Naomi McCleary, co-founder and chair of Going West Writers Festival, reflects on 25 years.
Naomi McCleary, co-founder and chairwoman of Going West Writers Festival, reflects on 25 years. She talks to Eleanor Black.
What were you reading 25 years ago?
Well, Going West by Maurice Gee had been out four years and when the idea of the festival was first mooted, that was the
motif in my mind. When I look at that first festival's programme, I see there were new novels out by Stephanie Johnson, Emily Perkins and Debra Daley - and I'm sure I read all of them as well.
How did the first festival come together?

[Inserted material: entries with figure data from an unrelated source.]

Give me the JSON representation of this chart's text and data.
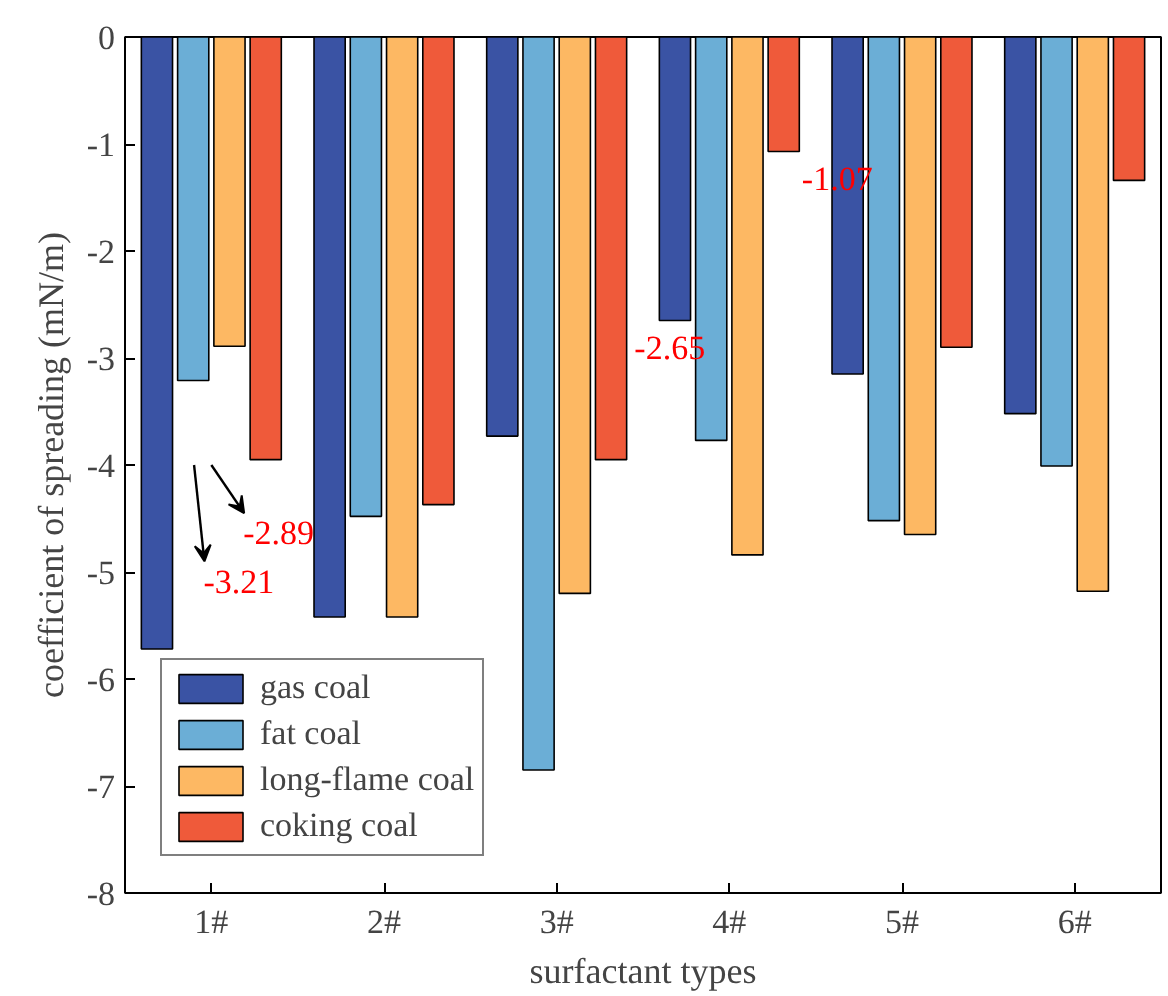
{
  "chart_data": {
    "type": "bar",
    "xlabel": "surfactant types",
    "ylabel": "coefficient of spreading (mN/m)",
    "categories": [
      "1#",
      "2#",
      "3#",
      "4#",
      "5#",
      "6#"
    ],
    "series": [
      {
        "name": "gas coal",
        "color": "#3a53a4",
        "values": [
          -5.72,
          -5.42,
          -3.73,
          -2.65,
          -3.15,
          -3.52
        ]
      },
      {
        "name": "fat coal",
        "color": "#6baed6",
        "values": [
          -3.21,
          -4.48,
          -6.85,
          -3.77,
          -4.52,
          -4.01
        ]
      },
      {
        "name": "long-flame coal",
        "color": "#fdb863",
        "values": [
          -2.89,
          -5.42,
          -5.2,
          -4.84,
          -4.65,
          -5.18
        ]
      },
      {
        "name": "coking coal",
        "color": "#ef5a3a",
        "values": [
          -3.95,
          -4.37,
          -3.95,
          -1.07,
          -2.9,
          -1.34
        ]
      }
    ],
    "ylim": [
      -8,
      0
    ],
    "yticks": [
      0,
      -1,
      -2,
      -3,
      -4,
      -5,
      -6,
      -7,
      -8
    ],
    "annotations": [
      "-3.21",
      "-2.89",
      {
        "text": "-2.65",
        "x": "4#",
        "y": -2.65
      },
      {
        "text": "-1.07",
        "x": "4#",
        "y": -1.07
      }
    ],
    "grid": false,
    "legend": "bottom left"
  }
}
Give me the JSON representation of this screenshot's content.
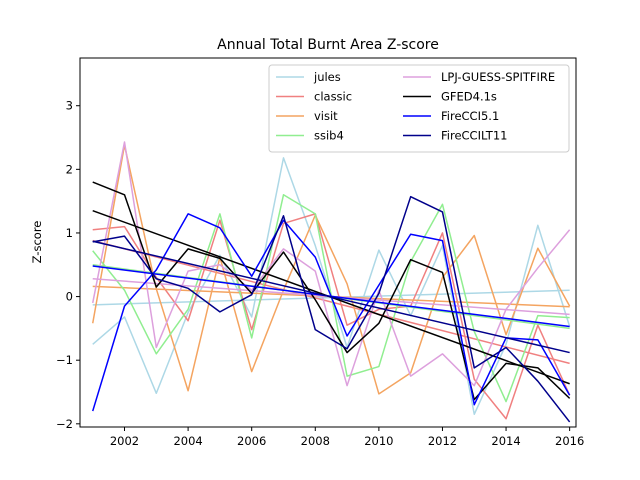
{
  "chart_data": {
    "type": "line",
    "title": "Annual Total Burnt Area Z-score",
    "xlabel": "",
    "ylabel": "Z-score",
    "xlim": [
      2000.6,
      2016.2
    ],
    "ylim": [
      -2.05,
      3.75
    ],
    "xticks": [
      2002,
      2004,
      2006,
      2008,
      2010,
      2012,
      2014,
      2016
    ],
    "yticks": [
      -2,
      -1,
      0,
      1,
      2,
      3
    ],
    "legend_position": "upper-right",
    "x": [
      2001,
      2002,
      2003,
      2004,
      2005,
      2006,
      2007,
      2008,
      2009,
      2010,
      2011,
      2012,
      2013,
      2014,
      2015,
      2016
    ],
    "series": [
      {
        "name": "jules",
        "color": "#add8e6",
        "values": [
          -0.75,
          -0.32,
          -1.52,
          -0.25,
          0.65,
          -0.32,
          2.18,
          0.8,
          -0.8,
          0.73,
          -0.3,
          0.8,
          -1.85,
          -0.75,
          1.12,
          -0.47
        ],
        "trend": [
          -0.13,
          0.1
        ]
      },
      {
        "name": "classic",
        "color": "#f08080",
        "values": [
          1.05,
          1.1,
          0.3,
          -0.38,
          1.2,
          -0.52,
          1.15,
          1.3,
          -0.45,
          -0.2,
          -0.15,
          1.0,
          -1.3,
          -1.92,
          -0.45,
          -1.55
        ],
        "trend": [
          0.88,
          -1.05
        ]
      },
      {
        "name": "visit",
        "color": "#f4a460",
        "values": [
          -0.42,
          2.38,
          0.12,
          -1.48,
          0.62,
          -1.18,
          0.1,
          1.28,
          0.2,
          -1.53,
          -1.2,
          0.3,
          0.96,
          -0.6,
          0.76,
          -0.15
        ],
        "trend": [
          0.16,
          -0.16
        ]
      },
      {
        "name": "ssib4",
        "color": "#90ee90",
        "values": [
          0.72,
          0.1,
          -0.9,
          -0.2,
          1.3,
          -0.65,
          1.6,
          1.3,
          -1.25,
          -1.1,
          0.55,
          1.45,
          -0.55,
          -1.65,
          -0.3,
          -0.33
        ],
        "trend": [
          0.5,
          -0.5
        ]
      },
      {
        "name": "LPJ-GUESS-SPITFIRE",
        "color": "#dda0dd",
        "values": [
          -0.1,
          2.43,
          -0.8,
          0.4,
          0.5,
          0.1,
          0.75,
          0.4,
          -1.4,
          0.1,
          -1.25,
          -0.9,
          -1.4,
          -0.2,
          0.45,
          1.05
        ],
        "trend": [
          0.28,
          -0.28
        ]
      },
      {
        "name": "GFED4.1s",
        "color": "#000000",
        "values": [
          1.8,
          1.6,
          0.15,
          0.75,
          0.6,
          0.05,
          0.7,
          -0.05,
          -0.88,
          -0.42,
          0.58,
          0.38,
          -1.62,
          -1.05,
          -1.12,
          -1.6
        ],
        "trend": [
          1.35,
          -1.37
        ]
      },
      {
        "name": "FireCCI5.1",
        "color": "#0000ff",
        "values": [
          -1.8,
          -0.15,
          0.42,
          1.3,
          1.08,
          0.32,
          1.2,
          0.62,
          -0.62,
          0.18,
          0.98,
          0.88,
          -1.7,
          -0.65,
          -0.68,
          -1.55
        ],
        "trend": [
          0.48,
          -0.47
        ]
      },
      {
        "name": "FireCCILT11",
        "color": "#00008b",
        "values": [
          0.86,
          0.95,
          0.28,
          0.13,
          -0.24,
          0.03,
          1.27,
          -0.52,
          -0.82,
          0.05,
          1.57,
          1.33,
          -1.12,
          -0.8,
          -1.33,
          -1.97
        ],
        "trend": [
          0.87,
          -0.88
        ]
      }
    ]
  }
}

Bob Harvey was the mayor and I was arts manager for Waitākere City. I walked into a bookshop in Parnell called Under Silkwood to buy a book and there was this guy behind the counter, Murray Gray [co-founder of Going West]. We were both Westies and he said, "I have always wanted to run a steam train from Auckland to Helensville and replicate the trip Maurice Gee described in Going West and to celebrate New Zealand writing." I said, "Are you serious, because I can help you make that happen." It was about bringing forth the voices of New Zealanders through its writers and orators. That first year, Gil Hanly came along and said she would be our photographer and Marti Friedlander would also leap up and take photographs.